What a cynical title, right? I move from an archetypal American city (see: car-dependent, mass polluting, inequitable metropolitan behemoth where even recycling is still a new idea) to the world’s beacon of sustainable light, and I want to focus on their flaws?
No place is perfect. New York City, Portland, Curitiba, Berlin, Vancouver, Reykjavik and Copenhagen are all doing some pretty incredible things, but the temptation to rest on laurels is a real danger.
Furthermore, some of the shortcomings in these cities are much more than nitpicky trivialities. If these cities truly wish to lead the world on a new path (as many have proclaimed they do), then major issues must be resolved. I’ll spend the next few months doing little besides singing praises about how brilliantly sustainable and well designed Copenhagen is and continues to be - but that song is new to no one. With this in mind, here are some of the issues I have seen in Copenhagen.
1. Public Transportation*
By American standards, Copenhagen has an excellent public transportation network. By European standards it is good, but still far from where it needs to be if Copenhagen is to reach its goal being the world’s “Eco-Metropolis” by 2015.
Though buses are frequent and clean, I’ve found myself crammed into buses so packed that the driver must tell would-be boarding passengers that they must wait for the next bus. Often this isn’t even during rush hour. To make matters worse, the buses are some of the jerkiest I’ve ever been on. Though I’m young and in good health, even I sometimes find it difficult to stand through the sudden accelerations and stops. Occasionally I’ve gotten off a few stops early to avoid more nausea than I can handle. I’ve heard it said that native Copenhageners aren’t fond of public transit themselves; this is perhaps a major reason.
The trains are fantastic here - clean, fast, and quiet. The S-trains even have free wifi and dedicated cars for bicycles. However, the train network seems geared towards suburban commuters over city residents.
Yes, the system is very strong as it is but it could clearly be improved. It seems that modern streetcars or even bus rapid transit down Vesterbrogade and Nørrebrogade into the city center would make public transit a more popular option in Copenhagen.
* I should note that this critique is based primarily on my commute from outer Nørrebro to the city center, which is mostly too dense to allow new rail transit stations to be built. I could take the S-train to the city center’s edge, but this would require backtracking out of the city a bit before heading back in. The rider of a different route may have a very different experience.
2. Meat Consumption
At the risk of sounding culturally intolerant, I’m going to call out the elephant in the room; Denmark has the highest rate of meat consumption per capita on the planet. The average Dane consumes approximately 146kg of meat every year, compared to a global average of 40kg and the United States’ average of 125kg*.
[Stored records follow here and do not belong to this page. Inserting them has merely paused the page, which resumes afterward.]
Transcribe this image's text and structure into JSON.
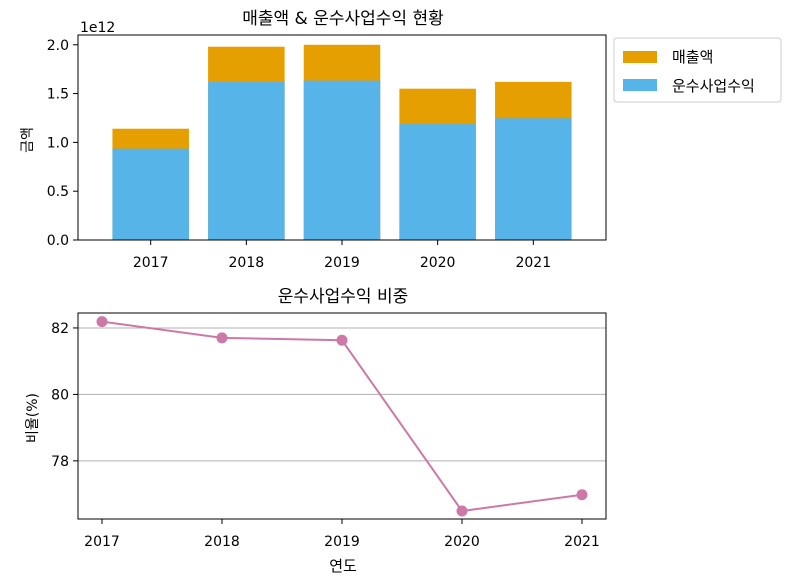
{
  "chart_data": [
    {
      "type": "bar",
      "stacked": "overlay",
      "title": "매출액 & 운수사업수익 현황",
      "xlabel": "",
      "ylabel": "금액",
      "y_offset_label": "1e12",
      "categories": [
        "2017",
        "2018",
        "2019",
        "2020",
        "2021"
      ],
      "series": [
        {
          "name": "매출액",
          "color": "#E69F00",
          "values": [
            1.14,
            1.98,
            2.0,
            1.55,
            1.62
          ]
        },
        {
          "name": "운수사업수익",
          "color": "#56B4E9",
          "values": [
            0.936,
            1.618,
            1.633,
            1.187,
            1.247
          ]
        }
      ],
      "ylim": [
        0,
        2.1
      ],
      "yticks": [
        "0.0",
        "0.5",
        "1.0",
        "1.5",
        "2.0"
      ],
      "ytick_values": [
        0,
        0.5,
        1.0,
        1.5,
        2.0
      ],
      "grid": false,
      "legend": "outside-top-right"
    },
    {
      "type": "line",
      "title": "운수사업수익 비중",
      "xlabel": "연도",
      "ylabel": "비율(%)",
      "x": [
        "2017",
        "2018",
        "2019",
        "2020",
        "2021"
      ],
      "series": [
        {
          "name": "운수사업수익 비중",
          "color": "#CC79A7",
          "values": [
            82.19,
            81.7,
            81.63,
            76.49,
            76.98
          ]
        }
      ],
      "ylim": [
        76.25,
        82.45
      ],
      "yticks": [
        "78",
        "80",
        "82"
      ],
      "ytick_values": [
        78,
        80,
        82
      ],
      "grid": "y"
    }
  ]
}
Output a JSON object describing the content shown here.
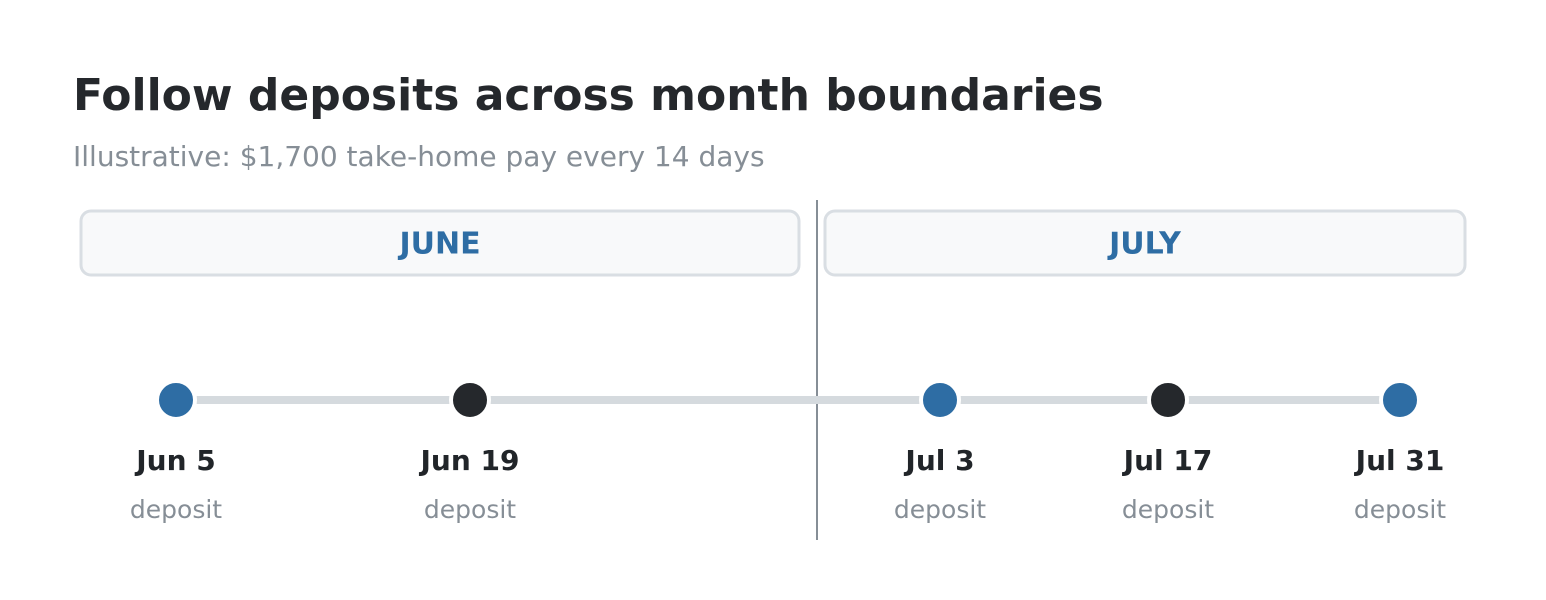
{
  "header": {
    "title": "Follow deposits across month boundaries",
    "subtitle": "Illustrative: $1,700 take-home pay every 14 days"
  },
  "months": [
    {
      "label": "JUNE"
    },
    {
      "label": "JULY"
    }
  ],
  "deposits": [
    {
      "date": "Jun 5",
      "label": "deposit",
      "color": "#2e6da4"
    },
    {
      "date": "Jun 19",
      "label": "deposit",
      "color": "#25282c"
    },
    {
      "date": "Jul 3",
      "label": "deposit",
      "color": "#2e6da4"
    },
    {
      "date": "Jul 17",
      "label": "deposit",
      "color": "#25282c"
    },
    {
      "date": "Jul 31",
      "label": "deposit",
      "color": "#2e6da4"
    }
  ]
}
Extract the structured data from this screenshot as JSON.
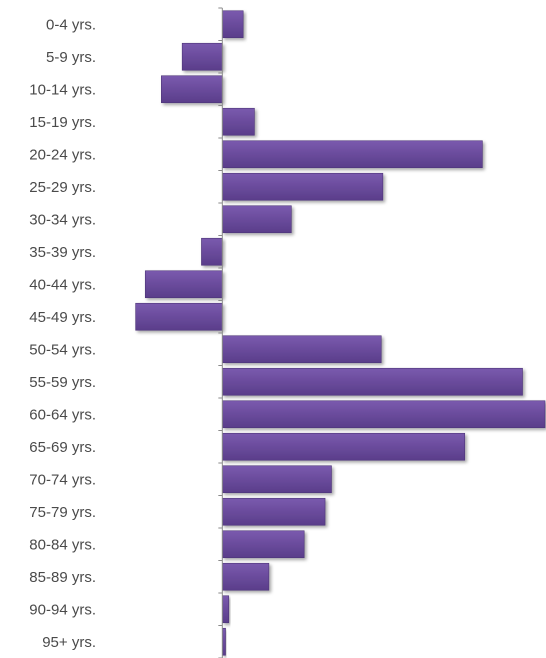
{
  "chart_data": {
    "type": "bar",
    "orientation": "horizontal",
    "categories": [
      "0-4 yrs.",
      "5-9 yrs.",
      "10-14 yrs.",
      "15-19 yrs.",
      "20-24 yrs.",
      "25-29 yrs.",
      "30-34 yrs.",
      "35-39 yrs.",
      "40-44 yrs.",
      "45-49 yrs.",
      "50-54 yrs.",
      "55-59 yrs.",
      "60-64 yrs.",
      "65-69 yrs.",
      "70-74 yrs.",
      "75-79 yrs.",
      "80-84 yrs.",
      "85-89 yrs.",
      "90-94 yrs.",
      "95+ yrs."
    ],
    "values": [
      0.65,
      -1.25,
      -1.9,
      1.0,
      8.1,
      5.0,
      2.15,
      -0.65,
      -2.4,
      -2.7,
      4.95,
      9.35,
      10.05,
      7.55,
      3.4,
      3.2,
      2.55,
      1.45,
      0.2,
      0.1
    ],
    "xlim": [
      -3.0,
      10.05
    ],
    "title": "",
    "xlabel": "",
    "ylabel": "",
    "grid": false,
    "legend": "none",
    "bar_color": "#6a4a9c",
    "bar_color_dark": "#4e3577",
    "axis_color": "#8a8a8a",
    "label_color": "#4a4a4a"
  }
}
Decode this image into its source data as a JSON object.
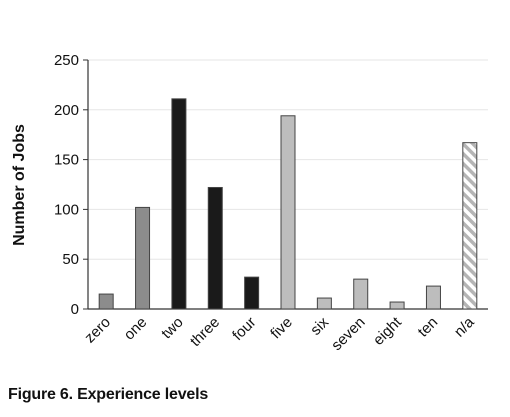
{
  "caption": "Figure 6. Experience levels",
  "chart_data": {
    "type": "bar",
    "title": "",
    "xlabel": "",
    "ylabel": "Number of Jobs",
    "ylim": [
      0,
      250
    ],
    "yticks": [
      0,
      50,
      100,
      150,
      200,
      250
    ],
    "grid": true,
    "legend": "none",
    "categories": [
      "zero",
      "one",
      "two",
      "three",
      "four",
      "five",
      "six",
      "seven",
      "eight",
      "ten",
      "n/a"
    ],
    "values": [
      15,
      102,
      211,
      122,
      32,
      194,
      11,
      30,
      7,
      23,
      167
    ],
    "fills": [
      "#8c8c8c",
      "#8c8c8c",
      "#1a1a1a",
      "#1a1a1a",
      "#1a1a1a",
      "#bdbdbd",
      "#bdbdbd",
      "#bdbdbd",
      "#bdbdbd",
      "#bdbdbd",
      "hatched"
    ]
  }
}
For a quick refresher of the environmental impact of meat consumption, here’s a fancy graphic from the New York Times:
Add in the pollution of rivers and streams due to livestock, the unsanitary conditions of industrial food production leading to rampant disease and chemical-based solutions, and the impact of that much meat on an individual’s health. I’ve not run any numbers on comparable energy intensiveness or carbon emissions, but meat consumption here is likely a sizable detraction from the gains made through transportation and renewable energy innovations.
This one’s been blowing my mind. Danish supermarkets package everything, and I mean everything. Walk into the produce section and you’ll find onions, tomatoes, peppers, lettuce, herbs, and more, all wrapped in tight glossy cellophane. Hell, even the bananas are wrapped! I couldn’t for the life of me imagine why bananas would need packaging. Presuming there must be something I wasn’t seeing, I asked around for an explanation.
Nope, turns out it’s just an old bad habit. A similar frustration came about when discovering the largest milk container available was a 1 liter carton. I was initially ashamed of my frustration, presuming it stemmed from an American predisposition for massive quantities of anything consumable. I was certain the Danes would shake their heads at me solemnly if I asked whether 2 liter milk jugs were available, “You slovenly Americans…”.
Then I noticed everyone around me had two or three of these cartons in their basket, and sometimes more. That’s a lot of extra packaging for the same amount of milk.
Come on Denmark! I know most of that packaging is recycled or incinerated for energy, but we all know the best waste is no waste. You’re great, you’re wonderful, I’m head over heels wild about you but step it up a bit! There’s other “eco-metropolis” cities out there nipping at your heels, don’t let them take you out.